(a) What are the relationships among bond order, bond length, and bond energy? (b) According to molecular orbital theory, would either \(\mathrm{Be}_{2}\) or \(\mathrm{Be}_{2}{ }^{+}\) be expected to exist? Explain.

1. Bond Order: Bond order is the number of chemical bonds between a pair of atoms in a molecule. It is calculated as the difference between the number of bonding electrons and the number of antibonding electrons, divided by 2. A higher bond order implies a stronger bond. 2. Bond Length: Bond length is the distance between the nuclei of two bonded atoms in a molecule. As the bond order increases, the bond becomes stronger, and the two nuclei are pulled closer to each other. Therefore, there is an inverse relationship between bond order and bond length - as bond order increases, bond length decreases. 3. Bond Energy: Bond energy is the energy required to break a chemical bond and form neutral atoms. A higher bond order corresponds to a stronger bond, which means more energy will be required to break it. So, bond energy and bond order are directly proportional. In summary, as bond order increases, the bond length decreases, and the bond energy increases.

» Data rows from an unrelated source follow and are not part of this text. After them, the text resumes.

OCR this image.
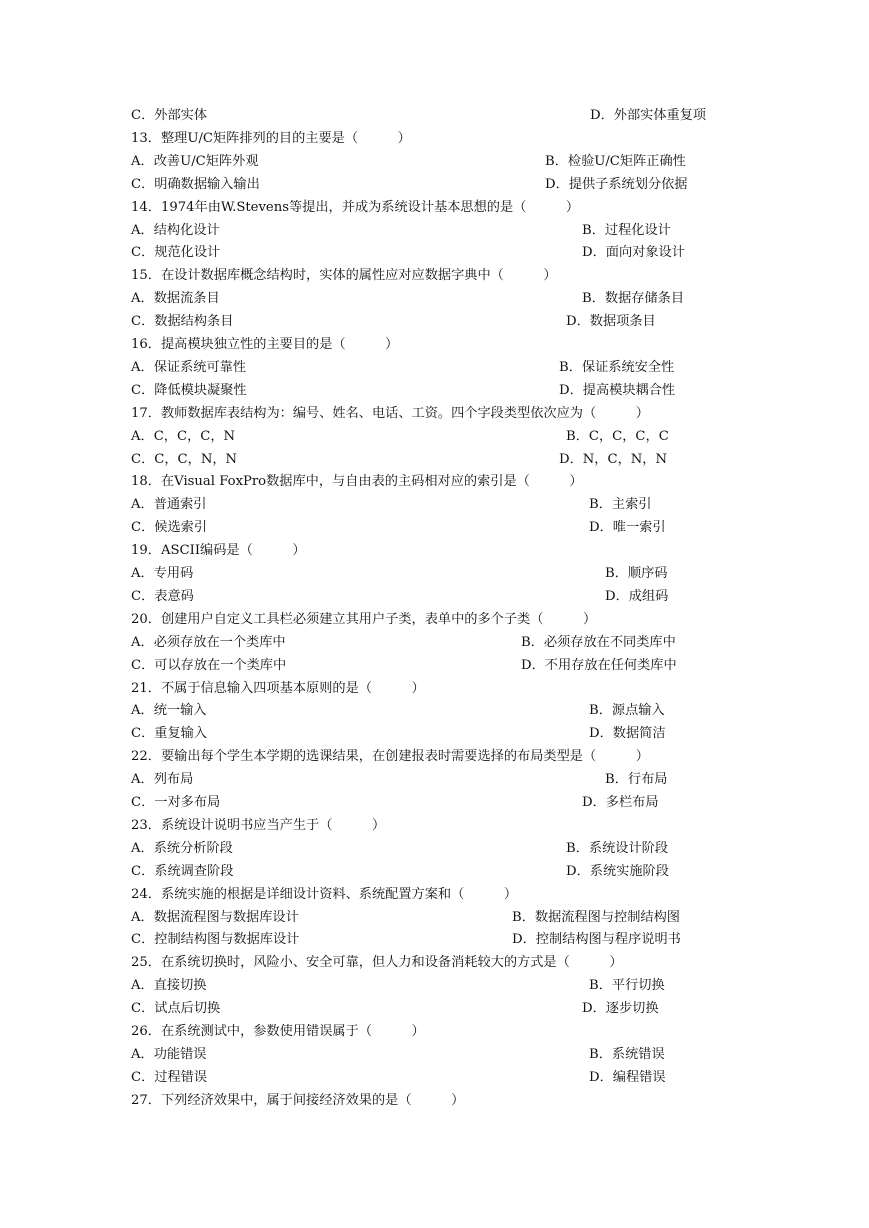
C．外部实体	D．外部实体重复项
13．整理U/C矩阵排列的目的主要是（　　　）
A．改善U/C矩阵外观	B．检验U/C矩阵正确性
C．明确数据输入输出	D．提供子系统划分依据
14．1974年由W.Stevens等提出，并成为系统设计基本思想的是（　　　）
A．结构化设计	B．过程化设计
C．规范化设计	D．面向对象设计
15．在设计数据库概念结构时，实体的属性应对应数据字典中（　　　）
A．数据流条目	B．数据存储条目
C．数据结构条目	D．数据项条目
16．提高模块独立性的主要目的是（　　　）
A．保证系统可靠性	B．保证系统安全性
C．降低模块凝聚性	D．提高模块耦合性
17．教师数据库表结构为：编号、姓名、电话、工资。四个字段类型依次应为（　　　）
A．C，C，C，N	B．C，C，C，C
C．C，C，N，N	D．N，C，N，N
18．在Visual FoxPro数据库中，与自由表的主码相对应的索引是（　　　）
A．普通索引	B．主索引
C．候选索引	D．唯一索引
19．ASCII编码是（　　　）
A．专用码	B．顺序码
C．表意码	D．成组码
20．创建用户自定义工具栏必须建立其用户子类，表单中的多个子类（　　　）
A．必须存放在一个类库中	B．必须存放在不同类库中
C．可以存放在一个类库中	D．不用存放在任何类库中
21．不属于信息输入四项基本原则的是（　　　）
A．统一输入	B．源点输入
C．重复输入	D．数据简洁
22．要输出每个学生本学期的选课结果，在创建报表时需要选择的布局类型是（　　　）
A．列布局	B．行布局
C．一对多布局	D．多栏布局
23．系统设计说明书应当产生于（　　　）
A．系统分析阶段	B．系统设计阶段
C．系统调查阶段	D．系统实施阶段
24．系统实施的根据是详细设计资料、系统配置方案和（　　　）
A．数据流程图与数据库设计	B．数据流程图与控制结构图
C．控制结构图与数据库设计	D．控制结构图与程序说明书
25．在系统切换时，风险小、安全可靠，但人力和设备消耗较大的方式是（　　　）
A．直接切换	B．平行切换
C．试点后切换	D．逐步切换
26．在系统测试中，参数使用错误属于（　　　）
A．功能错误	B．系统错误
C．过程错误	D．编程错误
27．下列经济效果中，属于间接经济效果的是（　　　）
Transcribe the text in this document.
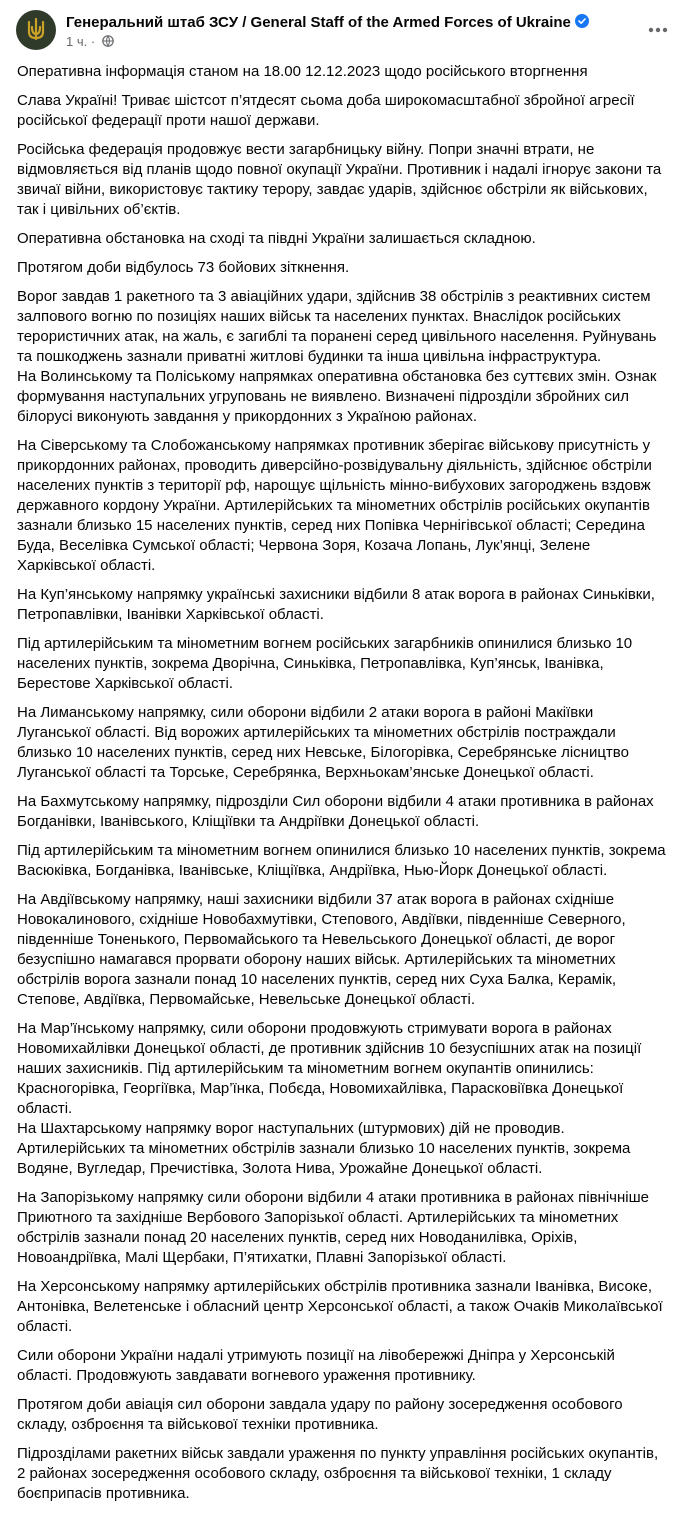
Генеральний штаб ЗСУ / General Staff of the Armed Forces of Ukraine
1 ч. ·

Оперативна інформація станом на 18.00 12.12.2023 щодо російського вторгнення

Слава Україні! Триває шістсот п’ятдесят сьома доба широкомасштабної збройної агресії російської федерації проти нашої держави.

Російська федерація продовжує вести загарбницьку війну. Попри значні втрати, не відмовляється від планів щодо повної окупації України. Противник і надалі ігнорує закони та звичаї війни, використовує тактику терору, завдає ударів, здійснює обстріли як військових, так і цивільних об’єктів.

Оперативна обстановка на сході та півдні України залишається складною.

Протягом доби відбулось 73 бойових зіткнення.

Ворог завдав 1 ракетного та 3 авіаційних удари, здійснив 38 обстрілів з реактивних систем залпового вогню по позиціях наших військ та населених пунктах. Внаслідок російських терористичних атак, на жаль, є загиблі та поранені серед цивільного населення. Руйнувань та пошкоджень зазнали приватні житлові будинки та інша цивільна інфраструктура.
На Волинському та Поліському напрямках оперативна обстановка без суттєвих змін. Ознак формування наступальних угруповань не виявлено. Визначені підрозділи збройних сил білорусі виконують завдання у прикордонних з Україною районах.

На Сіверському та Слобожанському напрямках противник зберігає військову присутність у прикордонних районах, проводить диверсійно-розвідувальну діяльність, здійснює обстріли населених пунктів з території рф, нарощує щільність мінно-вибухових загороджень вздовж державного кордону України. Артилерійських та мінометних обстрілів російських окупантів зазнали близько 15 населених пунктів, серед них Попівка Чернігівської області; Середина Буда, Веселівка Сумської області; Червона Зоря, Козача Лопань, Лук’янці, Зелене Харківської області.

На Куп’янському напрямку українські захисники відбили 8 атак ворога в районах Синьківки, Петропавлівки, Іванівки Харківської області.

Під артилерійським та мінометним вогнем російських загарбників опинилися близько 10 населених пунктів, зокрема Дворічна, Синьківка, Петропавлівка, Куп’янськ, Іванівка, Берестове Харківської області.

На Лиманському напрямку, сили оборони відбили 2 атаки ворога в районі Макіївки Луганської області. Від ворожих артилерійських та мінометних обстрілів постраждали близько 10 населених пунктів, серед них Невське, Білогорівка, Серебрянське лісництво Луганської області та Торське, Серебрянка, Верхньокам’янське Донецької області.

На Бахмутському напрямку, підрозділи Сил оборони відбили 4 атаки противника в районах Богданівки, Іванівського, Кліщіївки та Андріївки Донецької області.

Під артилерійським та мінометним вогнем опинилися близько 10 населених пунктів, зокрема Васюківка, Богданівка, Іванівське, Кліщіївка, Андріївка, Нью-Йорк Донецької області.

На Авдіївському напрямку, наші захисники відбили 37 атак ворога в районах східніше Новокалинового, східніше Новобахмутівки, Степового, Авдіївки, південніше Северного, південніше Тоненького, Первомайського та Невельського Донецької області, де ворог безуспішно намагався прорвати оборону наших військ. Артилерійських та мінометних обстрілів ворога зазнали понад 10 населених пунктів, серед них Суха Балка, Керамік, Степове, Авдіївка, Первомайське, Невельське Донецької області.

На Мар’їнському напрямку, сили оборони продовжують стримувати ворога в районах Новомихайлівки Донецької області, де противник здійснив 10 безуспішних атак на позиції наших захисників. Під артилерійським та мінометним вогнем окупантів опинились: Красногорівка, Георгіївка, Мар’їнка, Побєда, Новомихайлівка, Парасковіївка Донецької області.
На Шахтарському напрямку ворог наступальних (штурмових) дій не проводив. Артилерійських та мінометних обстрілів зазнали близько 10 населених пунктів, зокрема Водяне, Вугледар, Пречистівка, Золота Нива, Урожайне Донецької області.

На Запорізькому напрямку сили оборони відбили 4 атаки противника в районах північніше Приютного та західніше Вербового Запорізької області. Артилерійських та мінометних обстрілів зазнали понад 20 населених пунктів, серед них Новоданилівка, Оріхів, Новоандріївка, Малі Щербаки, П’ятихатки, Плавні Запорізької області.

На Херсонському напрямку артилерійських обстрілів противника зазнали Іванівка, Високе, Антонівка, Велетенське і обласний центр Херсонської області, а також Очаків Миколаївської області.

Сили оборони України надалі утримують позиції на лівобережжі Дніпра у Херсонській області. Продовжують завдавати вогневого ураження противнику.

Протягом доби авіація сил оборони завдала удару по району зосередження особового складу, озброєння та військової техніки противника.

Підрозділами ракетних військ завдали ураження по пункту управління російських окупантів, 2 районах зосередження особового складу, озброєння та військової техніки, 1 складу боєприпасів противника.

1. Be₂ Electronic Configuration: Be has an electronic configuration of [He] 2s². When two Be atoms come together to form a Be₂ molecule, the 2s orbitals of both Be atoms will combine to form bonding (σ) and antibonding (σ*) molecular orbitals. Thus, the molecular orbital configuration for Be₂ is (σ₂s)²(σ₂s*)². 2. Be₂ Bond Order Calculation: The bond order for Be₂ can be calculated as (number of electrons in bonding orbitals - number of electrons in antibonding orbitals) / 2 = (2 - 2) / 2 = 0 3. Existence of Be₂: Since the bond order for Be₂ is 0, it means that there's essentially no bond, and hence Be₂ is not stable and not expected to exist. 4. Be₂⁺ Electronic Configuration: For Be₂⁺, one electron is removed from the antibonding orbital. So, the molecular orbital configuration becomes (σ₂s)²(σ₂s*)¹. 5. Be₂⁺ Bond Order Calculation: The bond order for Be₂⁺ is (2 - 1) / 2 = 0.5 6. Existence of Be₂⁺: In this case, the bond order for Be₂⁺ is 0.5, meaning that there's a weak bond. However, this weak bond is not enough to overcome the electrostatic repulsion between the two Be nuclei. Therefore, Be₂⁺ is also not expected to exist. In conclusion, according to molecular orbital theory, neither Be₂ nor Be₂⁺ are expected to exist due to their bond orders.